The decentralisation of decision making is an alternative means for better fulfilment of the voters’ preferences: individuals tend to leave dissatisfying jurisdictions, while they are attracted to those caring for the population’ spreferences at low cost. The study for Switzerland mentioned above (Frey and Stutzer, 2000) reveals a statistically significant positive effect of decentralisation on subjective well-being. For local autonomy, the proportion of people who indicate being completely satisfied with life increases by 2.6 percentage points, compared to a situation in which the communes are one standard deviation less autonomous vis-à-vis their canton.
Happiness is not identical to utility, but it well reflects people’s satisfaction with life. For many purposes, it can be considered a useful approximation to utility. This allows us to empirically study problems that so far could only be analysed on an abstract theoretical level.

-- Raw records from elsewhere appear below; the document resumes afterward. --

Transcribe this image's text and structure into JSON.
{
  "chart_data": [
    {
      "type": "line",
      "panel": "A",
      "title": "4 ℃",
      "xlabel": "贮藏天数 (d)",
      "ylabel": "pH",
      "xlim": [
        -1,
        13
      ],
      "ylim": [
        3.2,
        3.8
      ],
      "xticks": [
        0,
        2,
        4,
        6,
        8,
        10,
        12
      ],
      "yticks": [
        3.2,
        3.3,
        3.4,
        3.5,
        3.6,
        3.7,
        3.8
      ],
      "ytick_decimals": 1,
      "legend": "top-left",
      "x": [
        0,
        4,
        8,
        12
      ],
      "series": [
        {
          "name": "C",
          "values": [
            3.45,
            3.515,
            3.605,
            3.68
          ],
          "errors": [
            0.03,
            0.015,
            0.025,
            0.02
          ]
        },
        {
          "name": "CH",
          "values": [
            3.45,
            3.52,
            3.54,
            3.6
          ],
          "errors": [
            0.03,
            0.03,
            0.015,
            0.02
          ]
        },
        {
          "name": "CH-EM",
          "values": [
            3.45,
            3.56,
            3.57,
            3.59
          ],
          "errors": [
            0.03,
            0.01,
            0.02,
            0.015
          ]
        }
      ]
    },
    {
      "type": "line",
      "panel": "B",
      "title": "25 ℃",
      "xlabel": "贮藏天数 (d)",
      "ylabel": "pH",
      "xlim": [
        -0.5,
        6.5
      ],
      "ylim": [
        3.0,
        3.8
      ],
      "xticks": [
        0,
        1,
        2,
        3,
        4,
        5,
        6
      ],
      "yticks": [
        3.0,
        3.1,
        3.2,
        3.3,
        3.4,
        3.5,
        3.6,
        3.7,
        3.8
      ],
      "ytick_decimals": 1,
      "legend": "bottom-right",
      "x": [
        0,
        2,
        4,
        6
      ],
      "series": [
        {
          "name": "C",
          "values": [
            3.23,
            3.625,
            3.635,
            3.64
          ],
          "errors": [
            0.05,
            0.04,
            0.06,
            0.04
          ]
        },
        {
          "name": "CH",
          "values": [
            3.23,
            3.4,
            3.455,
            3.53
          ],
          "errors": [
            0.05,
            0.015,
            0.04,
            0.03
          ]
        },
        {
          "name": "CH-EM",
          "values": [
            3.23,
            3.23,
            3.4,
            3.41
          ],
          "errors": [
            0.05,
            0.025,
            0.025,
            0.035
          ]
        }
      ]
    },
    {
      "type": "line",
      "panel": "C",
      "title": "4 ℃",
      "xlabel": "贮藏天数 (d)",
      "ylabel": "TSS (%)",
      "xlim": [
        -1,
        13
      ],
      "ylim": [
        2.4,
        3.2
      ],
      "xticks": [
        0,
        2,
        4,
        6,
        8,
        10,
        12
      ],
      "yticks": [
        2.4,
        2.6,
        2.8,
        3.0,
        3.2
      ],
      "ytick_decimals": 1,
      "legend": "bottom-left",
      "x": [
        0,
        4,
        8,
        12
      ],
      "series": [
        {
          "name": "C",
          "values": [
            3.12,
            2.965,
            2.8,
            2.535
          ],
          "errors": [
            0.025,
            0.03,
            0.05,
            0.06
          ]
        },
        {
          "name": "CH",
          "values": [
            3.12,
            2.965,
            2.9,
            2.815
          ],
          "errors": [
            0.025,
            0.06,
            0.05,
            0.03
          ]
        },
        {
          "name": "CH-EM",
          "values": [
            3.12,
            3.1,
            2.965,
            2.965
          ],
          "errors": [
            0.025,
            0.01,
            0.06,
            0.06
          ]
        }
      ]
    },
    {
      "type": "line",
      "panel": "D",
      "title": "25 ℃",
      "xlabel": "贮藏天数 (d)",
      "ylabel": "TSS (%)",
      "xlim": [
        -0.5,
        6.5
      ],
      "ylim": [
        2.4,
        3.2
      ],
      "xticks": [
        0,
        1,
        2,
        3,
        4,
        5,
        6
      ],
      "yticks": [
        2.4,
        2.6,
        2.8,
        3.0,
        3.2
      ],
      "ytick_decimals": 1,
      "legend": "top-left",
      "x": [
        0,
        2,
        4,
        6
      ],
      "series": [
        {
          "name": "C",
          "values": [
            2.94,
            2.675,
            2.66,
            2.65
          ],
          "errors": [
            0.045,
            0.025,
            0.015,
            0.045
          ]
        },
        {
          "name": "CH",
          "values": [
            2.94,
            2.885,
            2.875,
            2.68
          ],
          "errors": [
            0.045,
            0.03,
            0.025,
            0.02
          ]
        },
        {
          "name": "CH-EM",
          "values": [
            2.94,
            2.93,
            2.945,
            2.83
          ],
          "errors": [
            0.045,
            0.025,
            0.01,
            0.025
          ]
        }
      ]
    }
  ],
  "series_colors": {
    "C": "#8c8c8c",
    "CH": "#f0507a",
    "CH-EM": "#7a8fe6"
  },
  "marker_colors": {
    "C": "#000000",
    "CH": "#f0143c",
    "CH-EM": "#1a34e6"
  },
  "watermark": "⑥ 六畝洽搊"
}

Happiness research adds a considerable number of new insights to well known theoretical propositions. This has been shown with the example of how unemployment, income and inflation affect reported individual wellbeing.
Effects of unemployment
Economists’ views about the costs of unemployment differ. According to the ‘new classical macroeconomics’, unemployment is voluntary. People choose to go out of employment because they find the burden of work and the wage paid unattractive compared to being unemployed and getting unemployment benefits. In contrast, there are a lot of economists who take unemployment to be an unfortunate event, to be avoided as much as possible. To become unemployed is considered to be burdensome and, above all, involuntary. Happiness research is consistent with this latter view and suggests that unemployment strongly reduces subjective wellbeing, both personally experienced and for society as a whole.
Effects of income
Most economists take it as a matter of course that higher income leads to higher happiness. A higher income expands individuals’ and countries’ opportunity set, i.e. more goods and services can be consumed. The few people not interested in more commodities need not consume them; they are free to dispose of any unwanted surplus costlessly. It therefore seems obvious that income and happiness go together.
The empirical research on happiness evidence both supports and contradicts this generally held idea. In line with common thinking, it is found that at a particular point in time, and within a particular country, higher income is associated with higher individual happiness. In contrast, higher per capita income in society seems not to raise reported satisfaction with life in rich western countries. Even at an income level half that of the US, there are only small effects of higher average income on subjective wellbeing. This can be attributed to the rise in aspiration levels going with increases in income.